Now under siege, Trump has jettisoned magnanimity. Maybe she should be locked up after all.

This is pure misdirection. Even if every charge against Clinton were true and she got 20 years in the clink, it would change not one iota of the truth — or falsity — of the charges of collusion being made against the Trump campaign.

Moreover, in America we don’t lock up political adversaries. They do that in Turkey. They do it (and worse) in Russia. Part of American greatness is that we don’t criminalize our politics.

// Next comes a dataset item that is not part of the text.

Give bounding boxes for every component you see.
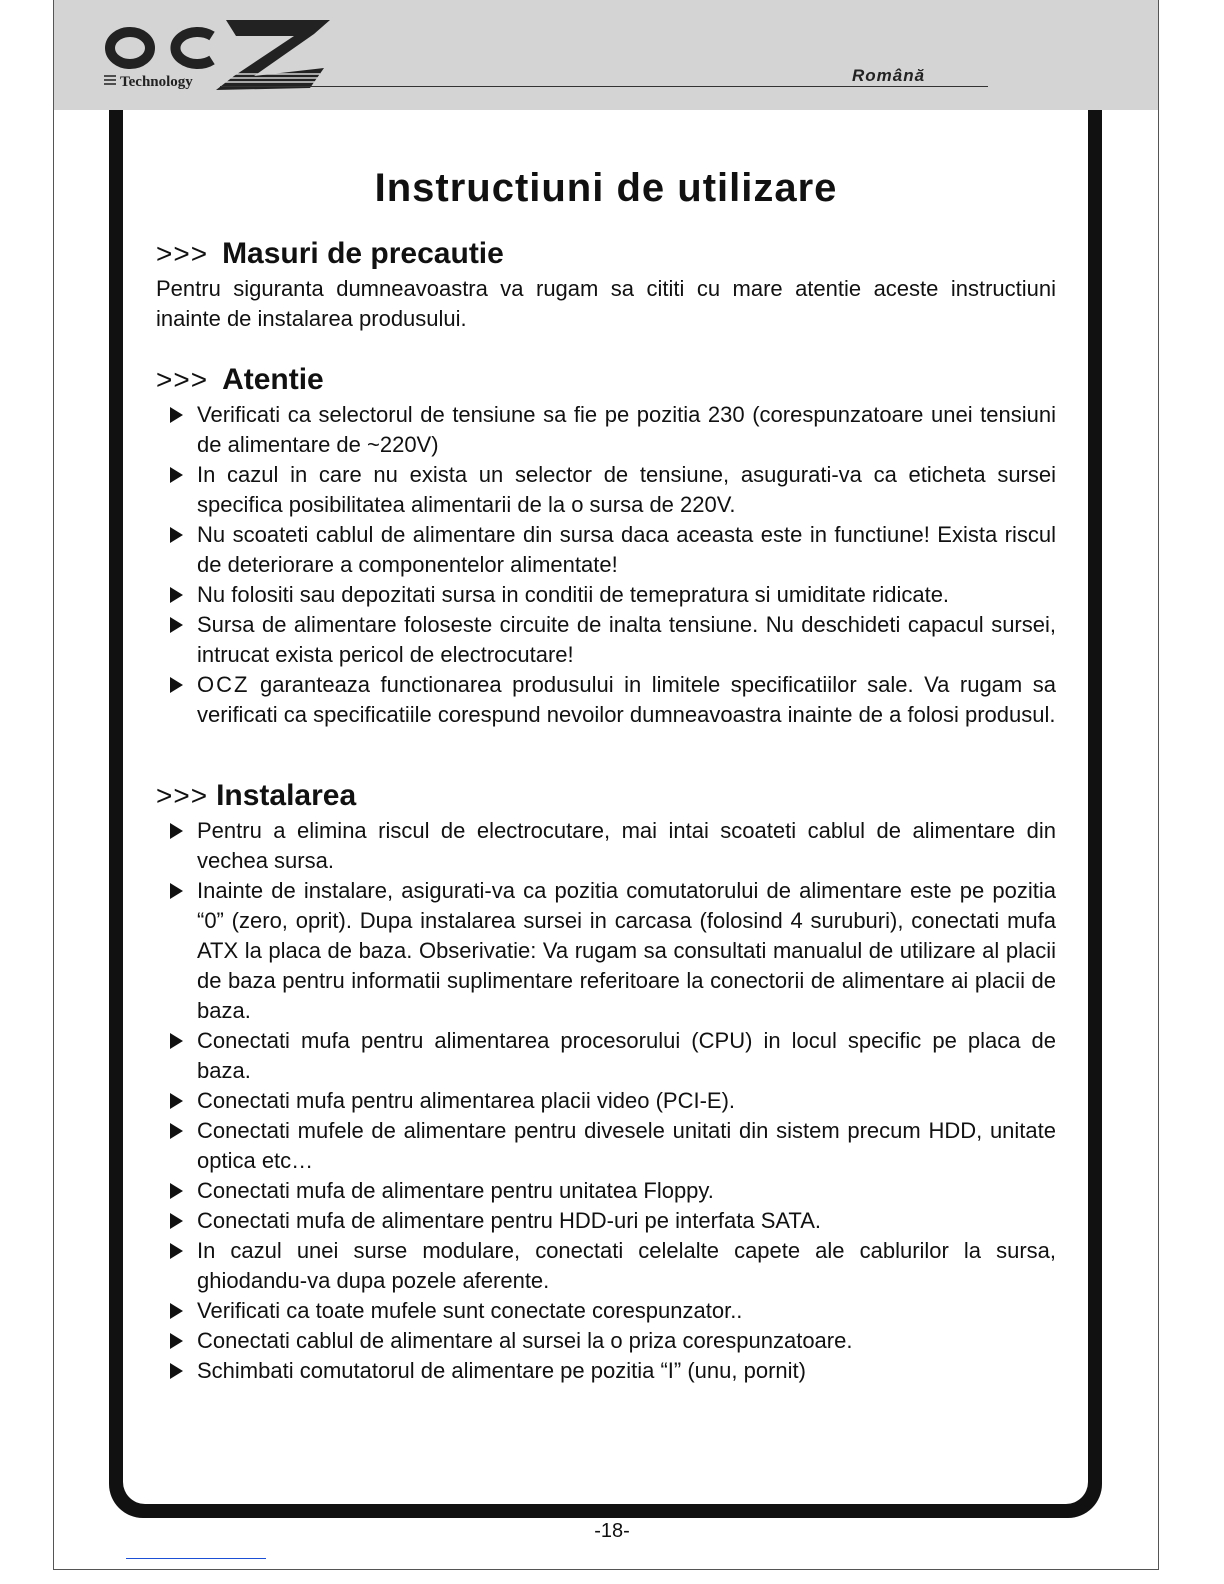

Last week, Trump spoke at the commissioning of the USS Gerald R. Ford aircraft carrier. Ford was no giant. Nor did he leave a great policy legacy. But he is justly revered for his decency and honor. His great gesture was pardoning Richard Nixon, an act for which he was excoriated at the time and which cost him the 1976 election.

It was an act of political self-sacrifice, done for precisely the right reason. Nixon might indeed have committed crimes. But the spectacle of an ex-president on trial and perhaps even in jail was something Ford would not allow the country to go through.

In doing so, he vindicated the very purpose of the presidential pardon. On its face, it’s perverse. It allows one person to overturn equal justice. But the Founders understood that there are times, rare but vital, when social peace and national reconciliation require contravening ordinary justice. Ulysses S. Grant amnestied (technically: paroled) Confederate soldiers and officers at Appomattox, even allowing them to keep a horse for the planting.

In Trump World, the better angels are not in evidence.

To be sure, Trump is indeed examining the pardon power. For himself and his cronies.